Le Pentagone, le Qatar et Bouteflika...

Abdelaziz Bouteflika embrasse le Premier ministre du Qatar, Cheikh Hamad Ben Jassem Al-Thani, après une rencontre à Alger.
Abdelaziz Bouteflika embrasse le Premier ministre du Qatar, Cheikh Hamad Ben Jassem Al-Thani, après une rencontre à Alger.

Un rapport des services secrets américains sur les menaces terroristes a été remis à Paris à quelques jours de la visite du ministre des Affaires étrangères français, Laurent Fabius, à Alger.

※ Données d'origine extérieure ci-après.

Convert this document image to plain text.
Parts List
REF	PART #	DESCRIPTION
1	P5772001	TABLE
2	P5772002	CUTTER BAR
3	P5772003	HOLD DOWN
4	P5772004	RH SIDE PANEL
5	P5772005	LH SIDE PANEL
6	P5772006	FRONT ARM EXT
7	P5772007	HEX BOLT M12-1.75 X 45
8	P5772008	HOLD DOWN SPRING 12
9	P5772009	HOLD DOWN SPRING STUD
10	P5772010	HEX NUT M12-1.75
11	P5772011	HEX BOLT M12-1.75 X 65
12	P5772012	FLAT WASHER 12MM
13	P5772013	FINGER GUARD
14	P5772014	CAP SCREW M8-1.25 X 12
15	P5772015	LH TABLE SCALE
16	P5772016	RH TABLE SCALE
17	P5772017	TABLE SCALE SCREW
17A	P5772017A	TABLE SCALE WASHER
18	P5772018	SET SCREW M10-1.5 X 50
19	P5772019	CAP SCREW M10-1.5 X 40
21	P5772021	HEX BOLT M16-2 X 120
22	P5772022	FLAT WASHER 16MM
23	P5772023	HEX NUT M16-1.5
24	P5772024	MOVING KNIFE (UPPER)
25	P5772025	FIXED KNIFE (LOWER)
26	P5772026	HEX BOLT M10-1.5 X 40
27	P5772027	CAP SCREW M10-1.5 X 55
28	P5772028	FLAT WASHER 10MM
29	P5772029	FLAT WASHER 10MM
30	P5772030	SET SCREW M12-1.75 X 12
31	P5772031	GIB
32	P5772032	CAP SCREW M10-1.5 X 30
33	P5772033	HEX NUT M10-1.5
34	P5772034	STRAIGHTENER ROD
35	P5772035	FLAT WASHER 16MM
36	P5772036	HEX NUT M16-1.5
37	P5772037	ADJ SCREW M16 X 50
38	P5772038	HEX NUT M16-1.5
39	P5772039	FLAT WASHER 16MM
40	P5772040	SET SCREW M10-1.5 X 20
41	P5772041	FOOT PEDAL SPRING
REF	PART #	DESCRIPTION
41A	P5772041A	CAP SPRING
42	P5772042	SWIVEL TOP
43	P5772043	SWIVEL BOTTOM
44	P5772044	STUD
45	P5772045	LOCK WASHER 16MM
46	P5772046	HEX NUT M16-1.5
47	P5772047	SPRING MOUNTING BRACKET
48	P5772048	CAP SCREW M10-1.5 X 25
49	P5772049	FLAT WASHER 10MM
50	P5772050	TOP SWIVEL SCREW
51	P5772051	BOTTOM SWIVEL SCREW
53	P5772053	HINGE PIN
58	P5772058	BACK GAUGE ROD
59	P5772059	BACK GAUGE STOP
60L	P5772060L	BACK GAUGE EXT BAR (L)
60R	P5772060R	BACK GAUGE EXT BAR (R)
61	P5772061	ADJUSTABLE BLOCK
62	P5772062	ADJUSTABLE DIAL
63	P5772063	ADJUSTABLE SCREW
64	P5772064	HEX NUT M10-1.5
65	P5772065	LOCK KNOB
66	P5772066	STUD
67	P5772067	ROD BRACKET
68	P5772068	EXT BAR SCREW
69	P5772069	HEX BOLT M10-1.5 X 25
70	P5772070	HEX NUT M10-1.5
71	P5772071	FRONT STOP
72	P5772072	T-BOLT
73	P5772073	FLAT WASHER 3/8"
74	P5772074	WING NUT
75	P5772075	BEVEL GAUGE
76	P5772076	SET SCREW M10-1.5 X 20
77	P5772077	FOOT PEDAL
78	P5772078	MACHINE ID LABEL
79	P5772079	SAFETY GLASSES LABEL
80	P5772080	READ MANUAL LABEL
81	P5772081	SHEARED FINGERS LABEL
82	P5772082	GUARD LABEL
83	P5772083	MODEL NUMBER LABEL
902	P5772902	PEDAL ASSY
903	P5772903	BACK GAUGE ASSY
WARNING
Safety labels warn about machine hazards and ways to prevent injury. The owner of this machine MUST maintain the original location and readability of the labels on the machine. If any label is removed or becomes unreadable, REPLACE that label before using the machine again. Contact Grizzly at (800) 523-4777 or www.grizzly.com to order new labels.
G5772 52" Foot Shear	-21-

C'est ce que révèle le journal satirique "Le Canard Enchaîné" qui fait remarquer que la main du Qatar dans le financement des groupes terroristes du Nord-Mali a été soigneusement évitée...

Dans son édition du 4 juillet 2012 annonçant la venue en Algérie le 15 juillet prochain, du ministre français des Affaires étrangères, Laurent Fabius pour, entre autres, évoquer avec les autorités algériennes la situation alarmante qui prévaut au Nord du Mali, le journal satirique français, "Le Canard Enchaîné" révèle qu’"un document américain sur les menaces terroristes a été transmis à Paris par les attachés militaires français en poste à Washington" Ce document, écrit le journal dans son édition du 14 juin dernier et rédigé par les services du Pentagone et les généraux de l'Africom (commandement US pour l'Afrique), "recense les principaux risques déjà connus. En Somalie, au Yémen, en Afrique sahélienne et australe (Ouganda, Soudan du Sud,  etc.), et au Nigeria. Rien de bien surprenant, si ce n'est la description de cet immense continent où, de l'Atlantique à l'océan Indien en passant par le Sahara, des djihadistes se promènent et cherchent à déstabiliser plusieurs Etats."

Mais ce document ne se limite pas à un descriptif de la situation chaotique générée par Al Qaïda au Maghreb islamique, dont les images de terreur et de destructions ont fait le tour du monde.  Ce rapport des services du Pentagone, en fait, réserve "une mention spéciale pour le rôle tenu par l'émirat du Qatar." Le document des services secrets américains, fait remarquer "Le Canard Enchaîné" évite tout développement sur ce sujet. Pourquoi ? Explication possible, avance le journal : "Ce minuscule Etat sunnite, qui déborde de richesses pétrolières, entretient d'excellentes relations avec Washington et Paris. Il a participé à la guerre de Libye, financé les révoltes en. Tunisie puis en Egypte. Aujourd'hui, il livre, en compagnie des Saoudiens, armes et dollars aux rebelles sunnites syriens en guerre contre Bachar." Mais, fait remarquer le journal "Il agit de même avec les islamistes radicaux du Nord-Mali et du Sahel..." Pour le Canard enchainé, la visite de Laurent Fabius à Alger en Algérie a été donc formatée afin que «cet ami indocile» (le Qatar) ne soit pas du tout officiellement cité ses consultations avec les autorités algériennes. Mais, commente le journal "Il faudra peut-être, un jour, que dirigeants américains et français s'expliquent sur le comportement ambigu de cet ami indocile. Un partenaire souvent apprécié, mais tout aussi capable de fournir le nerf de la guerre à des groupes terroristes."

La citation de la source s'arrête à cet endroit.